Name	Type	Description
`input_columns`	`Dict[str, str]`	Mapping of template variables to DataFrame column names.
`label_columns`	`Optional[str]`	Column name for labels.
`image_columns`	`Optional[Dict[str, str]]`	Mapping of template variables to DataFrame column names containing image paths or URLs.

`GoogleSheetsAuthentication`

Bases: BaseModel

Defines valid authentication parameters for Google Sheets API interaction.

Attributes:

Name	Type	Description
`spreadsheet_id`	`str`	The ID of the Google Sheets spreadsheet.
`client_email`	`str`	The client email for the Google Sheets API.
`private_key`	`str`	The private key for the Google Sheets API.
`google_token_uri`	`str`	The Google token URI for the Google Sheets API.

`SFTColumnMappingConfig`

Bases: BaseModel

Defines the structure for column mapping configuration.

Attributes:

Name	Type	Description
`input_columns`	`Dict[str, str]`	Mapping of template variables to DataFrame column names.
`dataset_column_names`	`str`	Column name that will be created in the final processed dataset. This column contains the formatted prompt text and maps to dataset_text_field.
`label_columns`	`Optional[str]`	Column name for labels.
`image_columns`	`Optional[Dict[str, str]]`	Mapping of template variables to DataFrame column names containing image paths or URLs.

`StorageConfig`

Bases: BaseModel

Defines the storage configuration for model uploads.

Attributes:

Name	Type	Description
`bucket_name`	`str \| None`	The name of the bucket. `None` (default) means no bucket is configured and cloud uploads will be skipped.
`upload_to_cloud`	`bool`	Whether to upload the model to the cloud.
`object_prefix`	`str`	The object prefix in the bucket.
`endpoint_url`	`str \| None`	The complete URL to use for the storage client.
`provider`	`str`	The cloud provider.
`replace_existing_artifact`	`bool`	When True, upload proceeds even if the remote artifact already exists, relying on the provider's overwrite semantics. When False (default), uploading to an existing remote path raises FileExistsError before the upload is attempted.

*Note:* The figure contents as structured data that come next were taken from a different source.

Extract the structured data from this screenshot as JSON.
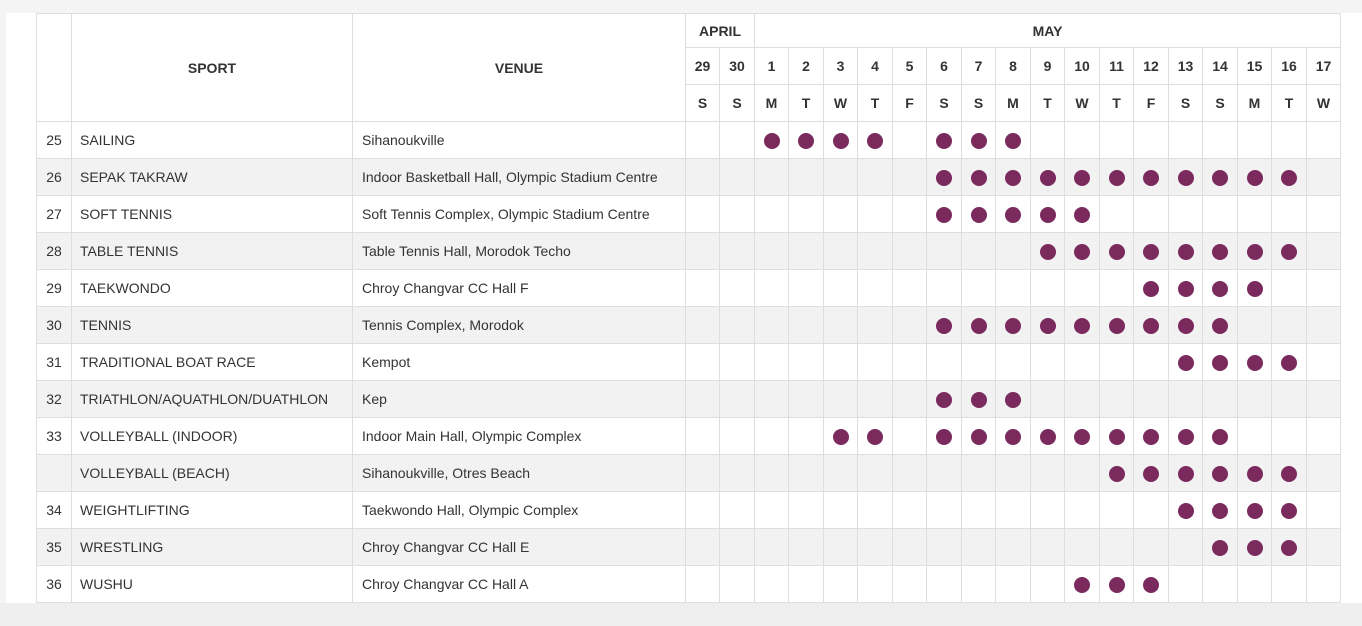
{
  "headers": {
    "sport": "SPORT",
    "venue": "VENUE",
    "months": [
      {
        "label": "APRIL",
        "span": 2
      },
      {
        "label": "MAY",
        "span": 17
      }
    ],
    "dates": [
      "29",
      "30",
      "1",
      "2",
      "3",
      "4",
      "5",
      "6",
      "7",
      "8",
      "9",
      "10",
      "11",
      "12",
      "13",
      "14",
      "15",
      "16",
      "17"
    ],
    "weekdays": [
      "S",
      "S",
      "M",
      "T",
      "W",
      "T",
      "F",
      "S",
      "S",
      "M",
      "T",
      "W",
      "T",
      "F",
      "S",
      "S",
      "M",
      "T",
      "W"
    ]
  },
  "dot_color": "#7b2a5e",
  "rows": [
    {
      "num": "25",
      "sport": "SAILING",
      "venue": "Sihanoukville",
      "days": [
        "1",
        "2",
        "3",
        "4",
        "6",
        "7",
        "8"
      ]
    },
    {
      "num": "26",
      "sport": "SEPAK TAKRAW",
      "venue": "Indoor Basketball Hall, Olympic Stadium Centre",
      "days": [
        "6",
        "7",
        "8",
        "9",
        "10",
        "11",
        "12",
        "13",
        "14",
        "15",
        "16"
      ]
    },
    {
      "num": "27",
      "sport": "SOFT TENNIS",
      "venue": "Soft Tennis Complex, Olympic Stadium Centre",
      "days": [
        "6",
        "7",
        "8",
        "9",
        "10"
      ]
    },
    {
      "num": "28",
      "sport": "TABLE TENNIS",
      "venue": "Table Tennis Hall, Morodok Techo",
      "days": [
        "9",
        "10",
        "11",
        "12",
        "13",
        "14",
        "15",
        "16"
      ]
    },
    {
      "num": "29",
      "sport": "TAEKWONDO",
      "venue": "Chroy Changvar CC Hall F",
      "days": [
        "12",
        "13",
        "14",
        "15"
      ]
    },
    {
      "num": "30",
      "sport": "TENNIS",
      "venue": "Tennis Complex, Morodok",
      "days": [
        "6",
        "7",
        "8",
        "9",
        "10",
        "11",
        "12",
        "13",
        "14"
      ]
    },
    {
      "num": "31",
      "sport": "TRADITIONAL BOAT RACE",
      "venue": "Kempot",
      "days": [
        "13",
        "14",
        "15",
        "16"
      ]
    },
    {
      "num": "32",
      "sport": "TRIATHLON/AQUATHLON/DUATHLON",
      "venue": "Kep",
      "days": [
        "6",
        "7",
        "8"
      ]
    },
    {
      "num": "33",
      "sport": "VOLLEYBALL (INDOOR)",
      "venue": "Indoor Main Hall, Olympic Complex",
      "days": [
        "3",
        "4",
        "6",
        "7",
        "8",
        "9",
        "10",
        "11",
        "12",
        "13",
        "14"
      ]
    },
    {
      "num": "",
      "sport": "VOLLEYBALL (BEACH)",
      "venue": "Sihanoukville, Otres Beach",
      "days": [
        "11",
        "12",
        "13",
        "14",
        "15",
        "16"
      ]
    },
    {
      "num": "34",
      "sport": "WEIGHTLIFTING",
      "venue": "Taekwondo Hall, Olympic Complex",
      "days": [
        "13",
        "14",
        "15",
        "16"
      ]
    },
    {
      "num": "35",
      "sport": "WRESTLING",
      "venue": "Chroy Changvar CC Hall E",
      "days": [
        "14",
        "15",
        "16"
      ]
    },
    {
      "num": "36",
      "sport": "WUSHU",
      "venue": "Chroy Changvar CC Hall A",
      "days": [
        "10",
        "11",
        "12"
      ]
    }
  ]
}
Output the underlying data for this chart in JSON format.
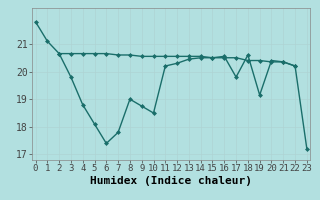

`VllmSamplingParamsConfig`

Bases: BaseModel

Defines the sampling parameters for VLLM.

Attributes:

Name	Type	Description
`min_p`	`float`	The minimum probability for the top-p sampling.
`top_p`	`float`	The top-p value for sampling.
`top_k`	`int`	The top-k value for sampling.
`seed`	`int`	The seed for the random number generator.
`max_tokens`	`int`	The maximum number of tokens to generate.
`stop`	`list[str]`	The stop tokens for generation.
`include_stop_str_in_output`	`bool`	Whether to include the stop string in the output.
`temperature`	`float`	The temperature for sampling.